People's particular life insurance policies were designed for a specific set of circumstances, so the policy's specifications may need to be changed upon entering a second marriage. Find out if you'll need to change the name of your beneficiary from that of your first spouse to your new mate. In some states this happens automatically. If your ex-spouse owned the life insurance policy, you'll want to transfer ownership or purchase a new life insurance policy. Attorneys can help you determine whether premium payments are counted towards alimony payments for tax purposes.
Some people shy away from the idea of a prenuptial agreement, so broach the subject cautiously and with sensitivity if you're unsure of a new mate's attitudes. Signing prenuptial agreements can protect property, homes, family inheritances or other investments, according to the I Do! Take Two website in the online article, "Financial Planning for Remarriage."
Assessing financial information upon starting a second marriage involves taking another look at your will. You may want to rename your new spouse as a beneficiary. During this time also make decisions about designating power of attorney and health-care directives to your new spouse. If both partners have sizable estates, you may each decide to leave these to your own children.

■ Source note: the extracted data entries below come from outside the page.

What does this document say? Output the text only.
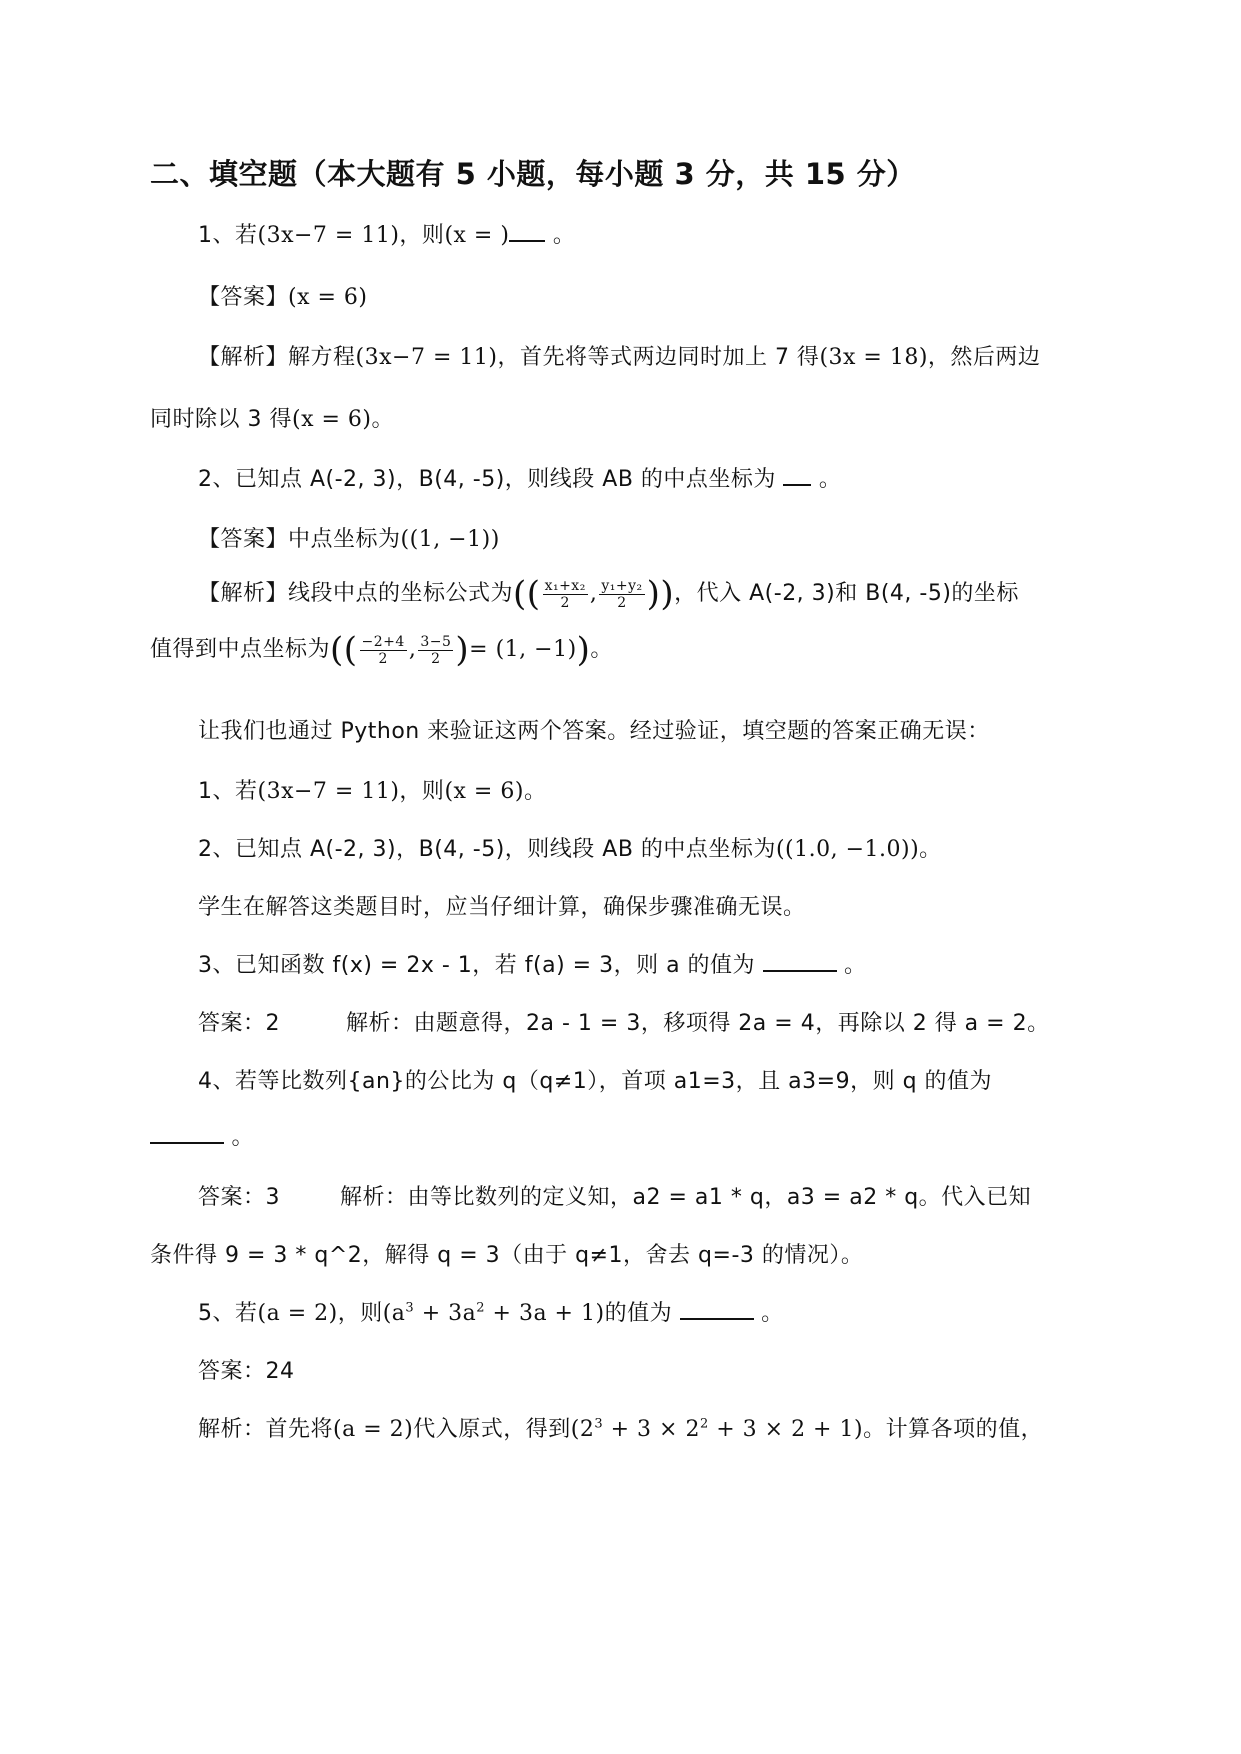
二、填空题（本大题有 5 小题，每小题 3 分，共 15 分）
1、若(3x−7 = 11)，则(x = ) 。
【答案】(x = 6)
【解析】解方程(3x−7 = 11)，首先将等式两边同时加上 7 得(3x = 18)，然后两边
同时除以 3 得(x = 6)。
2、已知点 A(-2, 3)，B(4, -5)，则线段 AB 的中点坐标为  。
【答案】中点坐标为((1, −1))
【解析】线段中点的坐标公式为(( $\frac{\text{x₁+x₂}}{2}$ , $\frac{\text{y₁+y₂}}{2}$ ))，代入 A(-2, 3)和 B(4, -5)的坐标
值得到中点坐标为(( $\frac{-2+4}{2}$ , $\frac{3-5}{2}$ )= (1, −1))。
让我们也通过 Python 来验证这两个答案。经过验证，填空题的答案正确无误：
1、若(3x−7 = 11)，则(x = 6)。
2、已知点 A(-2, 3)，B(4, -5)，则线段 AB 的中点坐标为((1.0, −1.0))。
学生在解答这类题目时，应当仔细计算，确保步骤准确无误。
3、已知函数 f(x) = 2x - 1，若 f(a) = 3，则 a 的值为	。
答案：2	解析：由题意得，2a - 1 = 3，移项得 2a = 4，再除以 2 得 a = 2。
4、若等比数列{an}的公比为 q（q≠1），首项 a1=3，且 a3=9，则 q 的值为
。
答案：3	解析：由等比数列的定义知，a2 = a1 * q，a3 = a2 * q。代入已知
条件得 9 = 3 * q^2，解得 q = 3（由于 q≠1，舍去 q=-3 的情况）。
5、若(a = 2)，则$(a^3 + 3a^2 + 3a + 1)$的值为	。
答案：24
解析：首先将(a = 2)代入原式，得到$(2^3 + 3 \times 2^2 + 3 \times 2 + 1)$。计算各项的值，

After honest discussion and contemplation, partners may decide to keep finances separate when entering a second marriage. If one person has a poor credit score or significant debt, this may be a better option. Avoid confrontation or dissonance by talking about concerns openly, with trust and understanding. Maintaining separate finances doesn't have to mean separate lives; many couples enjoy rewarding marriages while maintaining distinct financial rosters.